Todo general sabe, por dever de ofício e longo treinamento, que é preciso, numa guerra, manter a união. Pazuello até falou que não devemos nos dividir. Perfeito. Mas quem tem dividido o país desde o começo é o presidente. Ou é preciso lembrar as vezes em que ele atacou governadores? A demora de tomada de decisão do governo federal está provocando essa divisão, com cidades e estados indo procurar diretamente a forma de proteger sua população. O prefeito de Belo Horizonte, Alexandre Kalil, procurou o governo de São Paulo. Vários governos estaduais, também. O governador Flávio Dino foi ao Supremo Tribunal Federal (STF).

Se o ministro tivesse desde o começo assumido o papel de liderança que o governo federal sempre teve em programas de imunização, se mantivesse diálogo contínuo com os governadores, se tivesse mostrado senso de urgência e discernimento, não precisaria pedir por unidade. Ela aconteceria naturalmente e sob o comando do Ministério da Saúde. Quando os governadores pedem uma reunião com o ministro para discutir o programa nacional contra o coronavírus é a prova de falha da liderança. O ministro já deveria ter transformado esses encontros em rotina, deveria ter apresentado seu programa, deveria ter adotado a estratégia comum em todos os países de apostar em várias vacinas viáveis. Ou seja, seu dever no cumprimento da missão era usar a melhor estratégia da guerra, manter todos unidos contra o inimigo comum e usar todas as armas e munições.

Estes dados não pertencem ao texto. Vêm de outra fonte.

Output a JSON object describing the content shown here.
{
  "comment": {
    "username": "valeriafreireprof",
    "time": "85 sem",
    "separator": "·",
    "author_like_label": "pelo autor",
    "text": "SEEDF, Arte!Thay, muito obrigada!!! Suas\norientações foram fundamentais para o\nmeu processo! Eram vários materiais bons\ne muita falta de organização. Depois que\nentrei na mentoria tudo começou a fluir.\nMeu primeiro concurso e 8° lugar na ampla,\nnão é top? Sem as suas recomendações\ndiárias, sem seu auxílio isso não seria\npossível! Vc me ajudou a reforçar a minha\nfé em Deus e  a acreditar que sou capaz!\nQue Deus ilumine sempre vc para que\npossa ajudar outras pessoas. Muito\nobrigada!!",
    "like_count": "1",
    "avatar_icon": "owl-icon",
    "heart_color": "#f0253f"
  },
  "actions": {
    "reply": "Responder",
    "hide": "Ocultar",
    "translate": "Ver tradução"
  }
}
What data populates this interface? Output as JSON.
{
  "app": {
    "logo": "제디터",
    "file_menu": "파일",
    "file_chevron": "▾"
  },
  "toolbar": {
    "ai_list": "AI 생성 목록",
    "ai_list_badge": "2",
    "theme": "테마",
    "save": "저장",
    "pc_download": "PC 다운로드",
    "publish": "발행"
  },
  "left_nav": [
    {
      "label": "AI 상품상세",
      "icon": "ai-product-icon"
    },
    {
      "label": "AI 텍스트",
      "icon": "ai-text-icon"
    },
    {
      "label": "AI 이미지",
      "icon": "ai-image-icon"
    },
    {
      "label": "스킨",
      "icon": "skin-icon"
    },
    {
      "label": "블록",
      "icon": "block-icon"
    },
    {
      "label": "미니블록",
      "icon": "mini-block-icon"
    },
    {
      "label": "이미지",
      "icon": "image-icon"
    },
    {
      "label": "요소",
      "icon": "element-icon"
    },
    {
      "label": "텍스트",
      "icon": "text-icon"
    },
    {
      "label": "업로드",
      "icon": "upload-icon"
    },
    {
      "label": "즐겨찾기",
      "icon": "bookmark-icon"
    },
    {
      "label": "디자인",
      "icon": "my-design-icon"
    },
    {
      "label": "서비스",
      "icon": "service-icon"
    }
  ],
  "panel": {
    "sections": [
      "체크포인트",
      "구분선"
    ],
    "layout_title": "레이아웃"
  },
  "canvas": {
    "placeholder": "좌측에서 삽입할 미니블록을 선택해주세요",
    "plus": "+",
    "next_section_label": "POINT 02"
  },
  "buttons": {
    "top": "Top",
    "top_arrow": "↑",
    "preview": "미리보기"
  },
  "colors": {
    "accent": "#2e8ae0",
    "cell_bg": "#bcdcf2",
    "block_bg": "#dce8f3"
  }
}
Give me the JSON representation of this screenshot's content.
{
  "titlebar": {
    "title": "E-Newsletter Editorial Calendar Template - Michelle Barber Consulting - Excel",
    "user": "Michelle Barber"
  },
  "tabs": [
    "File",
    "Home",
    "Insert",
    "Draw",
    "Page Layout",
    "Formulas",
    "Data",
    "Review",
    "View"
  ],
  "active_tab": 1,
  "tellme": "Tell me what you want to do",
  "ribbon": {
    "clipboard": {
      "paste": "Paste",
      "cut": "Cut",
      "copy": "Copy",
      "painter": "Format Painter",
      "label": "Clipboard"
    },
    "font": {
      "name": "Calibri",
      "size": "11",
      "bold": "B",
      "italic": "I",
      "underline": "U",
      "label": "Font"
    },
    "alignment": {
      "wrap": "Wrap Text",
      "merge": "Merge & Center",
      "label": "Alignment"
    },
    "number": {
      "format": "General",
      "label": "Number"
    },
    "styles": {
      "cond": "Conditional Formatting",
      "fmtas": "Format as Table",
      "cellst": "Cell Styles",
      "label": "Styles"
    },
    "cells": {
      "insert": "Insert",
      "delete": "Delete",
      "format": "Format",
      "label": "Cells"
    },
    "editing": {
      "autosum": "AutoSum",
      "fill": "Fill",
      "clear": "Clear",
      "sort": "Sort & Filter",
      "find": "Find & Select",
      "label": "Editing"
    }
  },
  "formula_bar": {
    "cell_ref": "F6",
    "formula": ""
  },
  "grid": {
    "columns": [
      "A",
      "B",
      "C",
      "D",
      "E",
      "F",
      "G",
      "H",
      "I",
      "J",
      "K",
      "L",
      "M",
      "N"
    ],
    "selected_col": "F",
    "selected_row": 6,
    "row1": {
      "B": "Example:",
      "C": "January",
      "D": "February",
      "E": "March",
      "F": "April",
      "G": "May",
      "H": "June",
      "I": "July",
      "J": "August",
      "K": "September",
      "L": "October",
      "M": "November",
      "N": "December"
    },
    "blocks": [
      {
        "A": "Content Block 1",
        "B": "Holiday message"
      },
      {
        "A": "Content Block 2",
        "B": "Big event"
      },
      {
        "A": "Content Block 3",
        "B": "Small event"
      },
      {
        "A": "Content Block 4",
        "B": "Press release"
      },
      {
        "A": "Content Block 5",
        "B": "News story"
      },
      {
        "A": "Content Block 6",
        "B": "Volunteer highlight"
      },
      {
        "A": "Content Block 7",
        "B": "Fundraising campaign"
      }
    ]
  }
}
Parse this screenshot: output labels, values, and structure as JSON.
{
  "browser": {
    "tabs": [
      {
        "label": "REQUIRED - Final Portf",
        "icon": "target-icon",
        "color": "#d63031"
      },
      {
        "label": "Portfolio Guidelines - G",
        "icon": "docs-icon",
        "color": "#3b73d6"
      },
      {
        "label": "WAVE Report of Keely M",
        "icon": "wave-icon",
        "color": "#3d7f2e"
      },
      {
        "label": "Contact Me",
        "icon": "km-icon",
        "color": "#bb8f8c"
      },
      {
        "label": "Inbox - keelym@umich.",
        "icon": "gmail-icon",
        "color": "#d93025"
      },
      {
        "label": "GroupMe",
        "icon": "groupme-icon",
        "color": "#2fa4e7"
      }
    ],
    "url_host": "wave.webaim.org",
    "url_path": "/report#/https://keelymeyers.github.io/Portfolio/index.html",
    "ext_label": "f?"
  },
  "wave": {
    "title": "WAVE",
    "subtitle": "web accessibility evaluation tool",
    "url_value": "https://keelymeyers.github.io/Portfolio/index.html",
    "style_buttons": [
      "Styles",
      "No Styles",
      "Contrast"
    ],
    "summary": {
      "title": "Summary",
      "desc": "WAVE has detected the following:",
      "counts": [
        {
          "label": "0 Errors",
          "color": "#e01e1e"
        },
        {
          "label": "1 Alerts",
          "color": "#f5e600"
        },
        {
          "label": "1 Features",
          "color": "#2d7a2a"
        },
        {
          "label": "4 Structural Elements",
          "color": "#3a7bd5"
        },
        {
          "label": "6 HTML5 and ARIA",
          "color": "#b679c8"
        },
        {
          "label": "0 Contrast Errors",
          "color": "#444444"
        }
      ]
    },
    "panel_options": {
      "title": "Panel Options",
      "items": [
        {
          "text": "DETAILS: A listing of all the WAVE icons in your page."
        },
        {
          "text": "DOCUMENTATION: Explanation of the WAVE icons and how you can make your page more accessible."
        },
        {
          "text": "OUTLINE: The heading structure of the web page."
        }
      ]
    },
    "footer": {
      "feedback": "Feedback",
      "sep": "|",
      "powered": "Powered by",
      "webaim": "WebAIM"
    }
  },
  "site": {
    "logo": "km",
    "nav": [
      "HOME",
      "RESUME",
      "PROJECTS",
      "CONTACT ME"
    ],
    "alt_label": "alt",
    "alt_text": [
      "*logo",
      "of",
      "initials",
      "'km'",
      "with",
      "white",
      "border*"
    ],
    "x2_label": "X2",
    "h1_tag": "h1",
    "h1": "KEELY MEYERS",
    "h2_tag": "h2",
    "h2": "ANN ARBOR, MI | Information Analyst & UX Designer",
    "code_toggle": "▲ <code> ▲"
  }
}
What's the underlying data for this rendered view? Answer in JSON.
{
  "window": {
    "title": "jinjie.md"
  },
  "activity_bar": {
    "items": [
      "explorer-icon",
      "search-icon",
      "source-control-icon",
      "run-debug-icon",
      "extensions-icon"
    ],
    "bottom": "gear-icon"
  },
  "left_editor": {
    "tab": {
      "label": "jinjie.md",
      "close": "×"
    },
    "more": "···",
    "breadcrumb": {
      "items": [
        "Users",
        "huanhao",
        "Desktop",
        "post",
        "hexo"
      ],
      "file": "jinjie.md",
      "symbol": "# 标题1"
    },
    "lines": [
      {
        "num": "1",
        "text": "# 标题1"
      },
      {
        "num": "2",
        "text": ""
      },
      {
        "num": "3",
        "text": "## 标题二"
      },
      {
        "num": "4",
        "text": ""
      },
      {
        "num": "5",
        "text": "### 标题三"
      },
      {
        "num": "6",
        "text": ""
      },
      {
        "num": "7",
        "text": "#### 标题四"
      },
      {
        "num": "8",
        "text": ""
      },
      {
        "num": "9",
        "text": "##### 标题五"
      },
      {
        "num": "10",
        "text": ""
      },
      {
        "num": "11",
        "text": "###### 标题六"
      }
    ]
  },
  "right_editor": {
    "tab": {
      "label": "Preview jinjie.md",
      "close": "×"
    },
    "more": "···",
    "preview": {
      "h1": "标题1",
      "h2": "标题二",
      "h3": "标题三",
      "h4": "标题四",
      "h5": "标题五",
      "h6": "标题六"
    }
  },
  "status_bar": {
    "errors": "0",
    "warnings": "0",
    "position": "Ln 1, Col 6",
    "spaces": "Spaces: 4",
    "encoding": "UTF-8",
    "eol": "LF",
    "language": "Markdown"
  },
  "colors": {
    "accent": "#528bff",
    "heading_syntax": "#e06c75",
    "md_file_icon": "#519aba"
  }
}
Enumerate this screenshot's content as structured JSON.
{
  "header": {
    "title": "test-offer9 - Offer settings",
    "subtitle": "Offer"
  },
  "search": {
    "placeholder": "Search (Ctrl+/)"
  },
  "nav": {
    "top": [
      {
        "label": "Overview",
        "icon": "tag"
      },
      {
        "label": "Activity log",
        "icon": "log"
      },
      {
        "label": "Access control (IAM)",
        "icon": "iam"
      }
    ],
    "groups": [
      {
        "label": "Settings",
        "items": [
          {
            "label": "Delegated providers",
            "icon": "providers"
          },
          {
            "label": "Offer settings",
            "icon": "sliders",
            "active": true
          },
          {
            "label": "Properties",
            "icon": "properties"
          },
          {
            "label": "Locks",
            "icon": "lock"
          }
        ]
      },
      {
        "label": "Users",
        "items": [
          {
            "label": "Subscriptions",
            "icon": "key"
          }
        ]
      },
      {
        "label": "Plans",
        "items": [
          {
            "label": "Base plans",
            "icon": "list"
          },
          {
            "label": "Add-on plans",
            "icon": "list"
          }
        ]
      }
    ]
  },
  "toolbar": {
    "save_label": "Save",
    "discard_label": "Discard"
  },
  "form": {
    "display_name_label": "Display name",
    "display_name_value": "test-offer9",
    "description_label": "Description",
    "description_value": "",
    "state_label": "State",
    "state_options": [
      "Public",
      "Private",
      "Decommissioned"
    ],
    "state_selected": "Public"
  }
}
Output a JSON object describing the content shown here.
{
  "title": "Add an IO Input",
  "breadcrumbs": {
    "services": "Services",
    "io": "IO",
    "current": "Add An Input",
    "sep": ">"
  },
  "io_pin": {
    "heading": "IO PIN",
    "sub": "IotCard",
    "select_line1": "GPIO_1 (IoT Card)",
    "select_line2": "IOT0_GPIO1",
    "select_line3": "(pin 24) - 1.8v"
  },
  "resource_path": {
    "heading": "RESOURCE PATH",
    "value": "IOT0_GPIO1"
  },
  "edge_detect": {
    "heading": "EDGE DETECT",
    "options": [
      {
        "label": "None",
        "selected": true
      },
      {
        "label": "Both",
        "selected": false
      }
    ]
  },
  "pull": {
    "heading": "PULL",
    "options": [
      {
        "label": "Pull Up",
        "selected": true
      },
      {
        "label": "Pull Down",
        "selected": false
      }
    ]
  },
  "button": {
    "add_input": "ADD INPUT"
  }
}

A referência bélica é em sentido figurado. Armas e munições são as vacinas que nos garantirão a vida e o funcionamento normal da economia. Não apenas o imunizante, mas as seringas, agulhas, cronograma, planejamento, capacidade de estocagem e de transporte. A logística da imunização, enfim. Mas a prioridade de Bolsonaro é literal. Ontem o governo levou a zero as alíquotas de importação de revólveres e pistolas.

O governo atende ao desejo dos clubes de tiros, mas o general da Saúde tem dúvida se há interesse da população em se defender do vírus. “Se houver demanda”, disse e repetiu Pazuello. Ele assim o fez para mais uma vez demonstrar que segue na tropa do presidente da República que sempre negou a gravidade da pandemia e a necessidade de proteção contra o inimigo. O general está perdido no tiroteio.